Sequencing was done with Illumina NextSeq® 500/550 using 149-bp paired-end reads with 10-bp indices (Illumina, California, USA). Obtained viral sequences were assembled using CLC Genomics Workbench v20.0.3 (Qiagen GmbH, North Rhine-Westphalia, Germany). SARS-CoV-2 isolate Wuhan-Hu-1 served as the reference genome (Accession NC_045512.2). SARS-CoV-2 variants were identified by uploading FASTA-files on freely accessible databases (http://cov-lineages.org/).
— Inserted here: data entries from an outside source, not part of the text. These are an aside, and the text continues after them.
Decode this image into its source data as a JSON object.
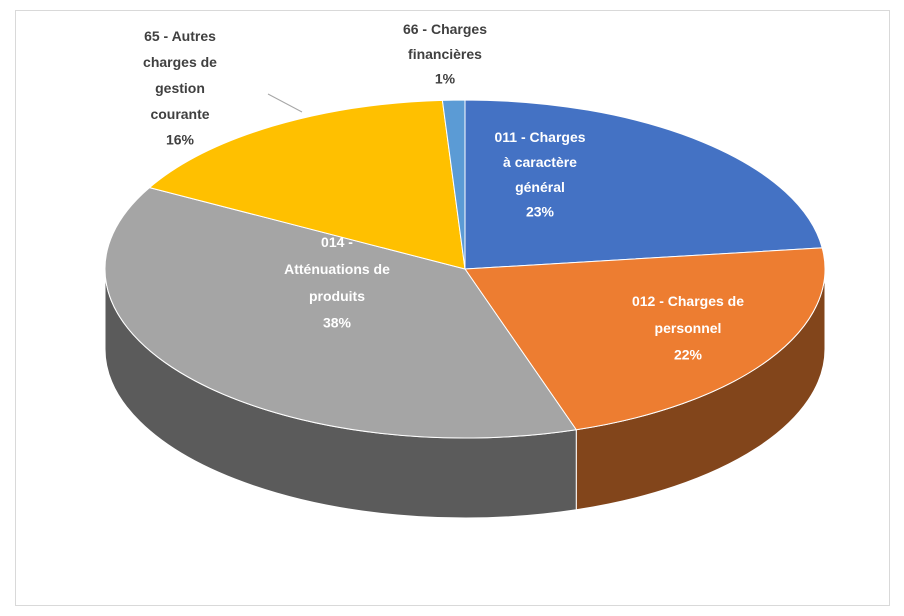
{
  "chart_data": {
    "type": "pie3d",
    "categories": [
      "011 - Charges à caractère général",
      "012 - Charges de personnel",
      "014 - Atténuations de produits",
      "65 - Autres charges de gestion courante",
      "66 - Charges financières"
    ],
    "values": [
      23,
      22,
      38,
      16,
      1
    ],
    "value_labels": [
      "23%",
      "22%",
      "38%",
      "16%",
      "1%"
    ],
    "colors": [
      "#4472c4",
      "#ed7d31",
      "#a5a5a5",
      "#ffc000",
      "#5b9bd5"
    ]
  }
}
Extraction of the buffy coat and purification of RNA

Whole blood was collected, and total RNA was extracted from the buffy coat and purified using the Maxwell RSC simply RNA Blood Kit (Promega) according to the manufacturer’s instructions. The concentration and quality of RNA were assessed by an Agilent Bioanalyzer 2100 (Agilent Technologies, CA).

mRNA sequencing (mRNA-seq) and data analysis.
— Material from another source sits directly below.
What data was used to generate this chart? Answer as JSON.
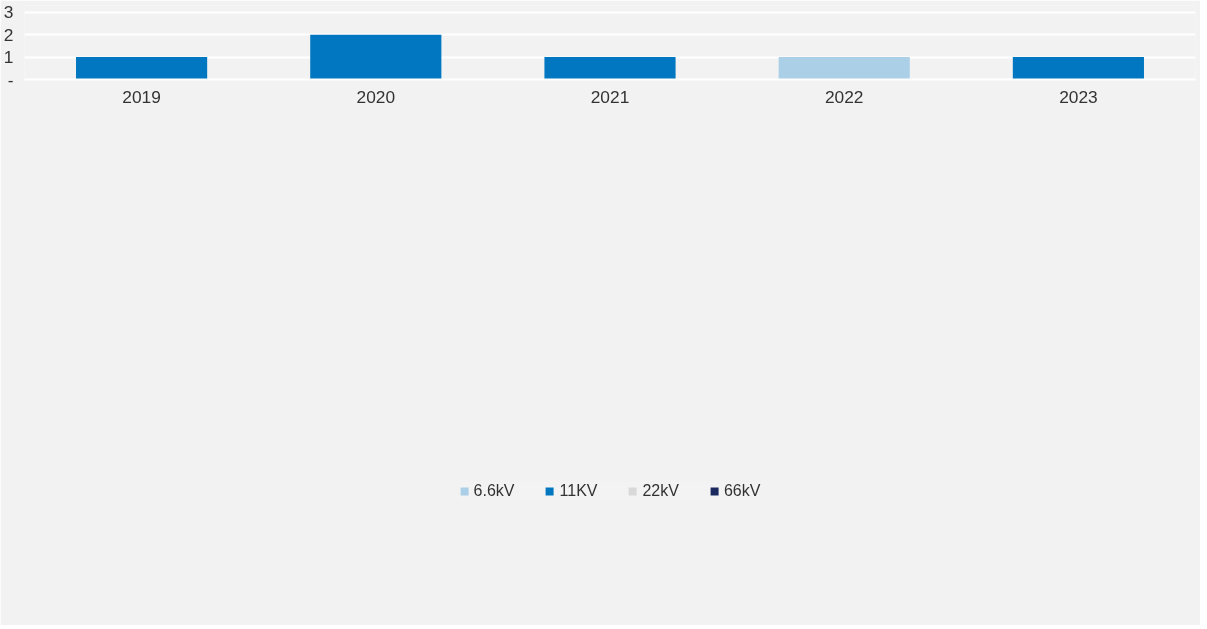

The Poly-A containing mRNA was purified by poly-T oligo hybridization from 1 μg of total RNA and cDNA was synthesized using SuperScript III (Invitrogen, MA). Libraries for sequencing were prepared according to the manufacturer’s instructions with TruSeq Stranded mRNA Library Prep Kit (Illumina, CA, RS-20020595) and paired-end sequencing was done with a NovaSeq 6000 instrument (Illumina).
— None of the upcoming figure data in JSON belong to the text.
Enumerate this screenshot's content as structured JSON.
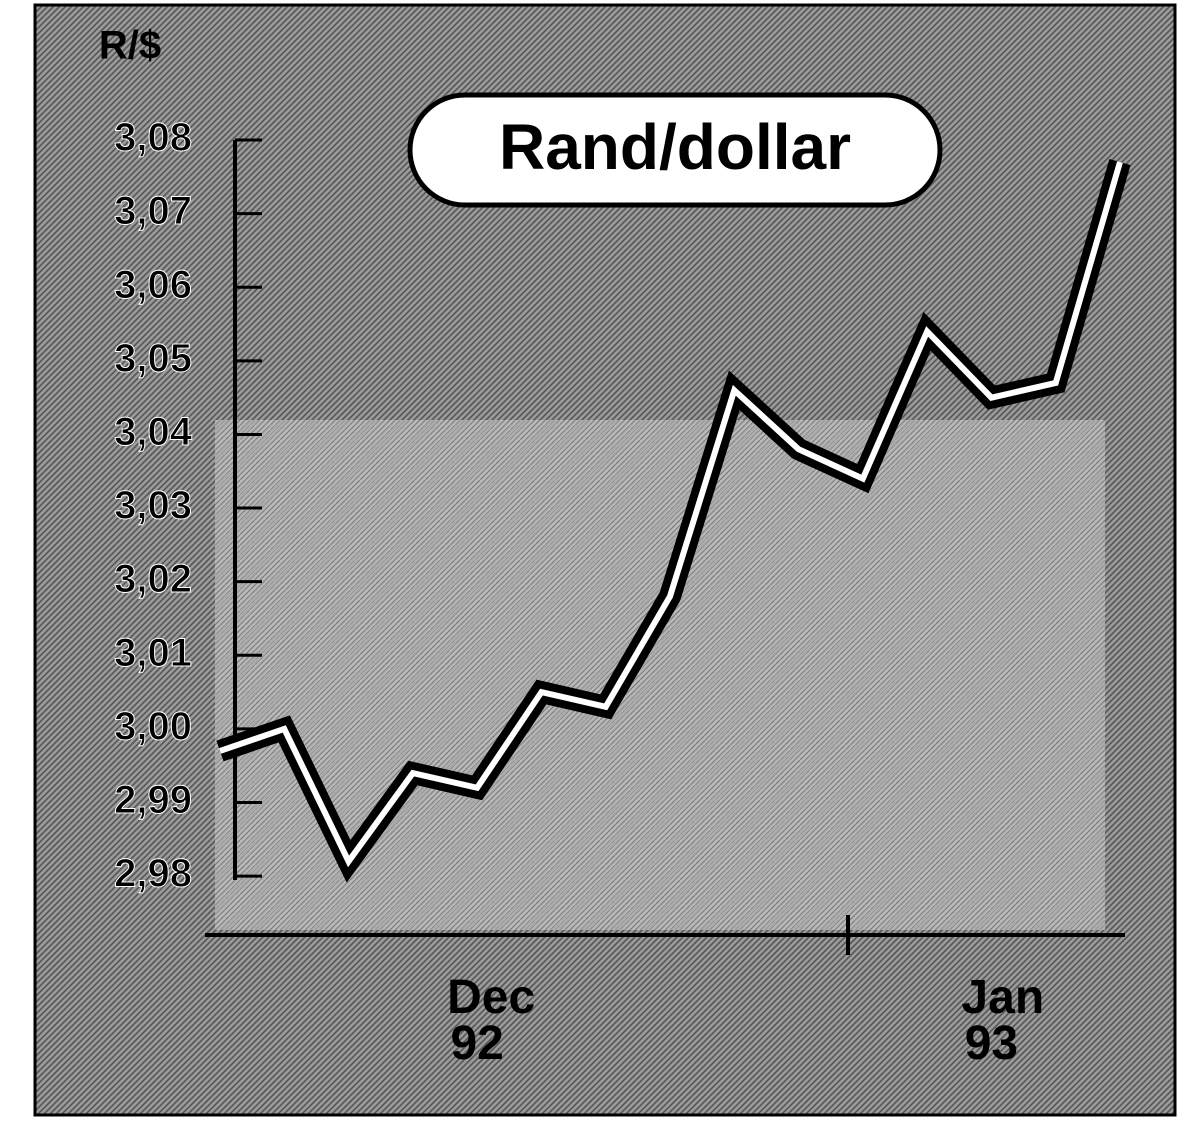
{
  "chart_data": {
    "type": "line",
    "title": "Rand/dollar",
    "y_label": "R/$",
    "categories": [
      null,
      null,
      null,
      null,
      "Dec 92",
      null,
      null,
      null,
      null,
      null,
      null,
      null,
      "Jan 93",
      null,
      null
    ],
    "series": [
      {
        "color": "#000000",
        "values": [
          2.997,
          3.0,
          2.982,
          2.994,
          2.992,
          3.005,
          3.003,
          3.018,
          3.046,
          3.038,
          3.034,
          3.054,
          3.045,
          3.047,
          3.077
        ]
      }
    ],
    "ylim": [
      2.972,
      3.08
    ],
    "yticks": [
      {
        "value": 2.98,
        "label": "2,98"
      },
      {
        "value": 2.99,
        "label": "2,99"
      },
      {
        "value": 3.0,
        "label": "3,00"
      },
      {
        "value": 3.01,
        "label": "3,01"
      },
      {
        "value": 3.02,
        "label": "3,02"
      },
      {
        "value": 3.03,
        "label": "3,03"
      },
      {
        "value": 3.04,
        "label": "3,04"
      },
      {
        "value": 3.05,
        "label": "3,05"
      },
      {
        "value": 3.06,
        "label": "3,06"
      },
      {
        "value": 3.07,
        "label": "3,07"
      },
      {
        "value": 3.08,
        "label": "3,08"
      }
    ]
  }
}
The raw data were subjected to QC analyses using the FastQC tool (version 0.11.9) (https://www.bioinformatics.babraham.ac.uk/projects/fastqc/). mRNA-seq read quality control was done using Trimmomatic[15] (version 0.36) and STAR RNA-seq[16] (version STAR 2.5.4a) using 150 bp paired-end mode was used to align the reads (hg19). HTSeq[17] (version 0.9.1) was to retrieve the raw counts and subsequently, R (https://www.R-project.org/), Bioconductor[18] and DESeq2[19] were used to normalize the counts across samples. Additionally, the RUVSeq[20] package was applied to remove confounding factors. The data were pre-filtered keeping only genes with at least ten reads in total. The visualization was done using dplyr (https://CRAN.R-project.org/package=dplyr) and ggplot2[21]. Genes were categorized as significant differentially expressed with an adjusted p-value (pAdj) below 0.05 and a fold change > 2 for up-regulated genes and a fold change of < −2 for down-regulated ones with no zero values in all data set and then conducted gene enrichment analysis (GSEA, https://www.gsea-msigdb.org/gsea/msigdb).

Statistical analysis

For significance of each GSEA categoty, significantly regulated gene sets were evaluated with the Kolmogorov-Smirnov statistic. Demographic data were analyzed by Chi-square on GraphPad Prism software (version 9.0.0). All graphs were generated using GraphPad.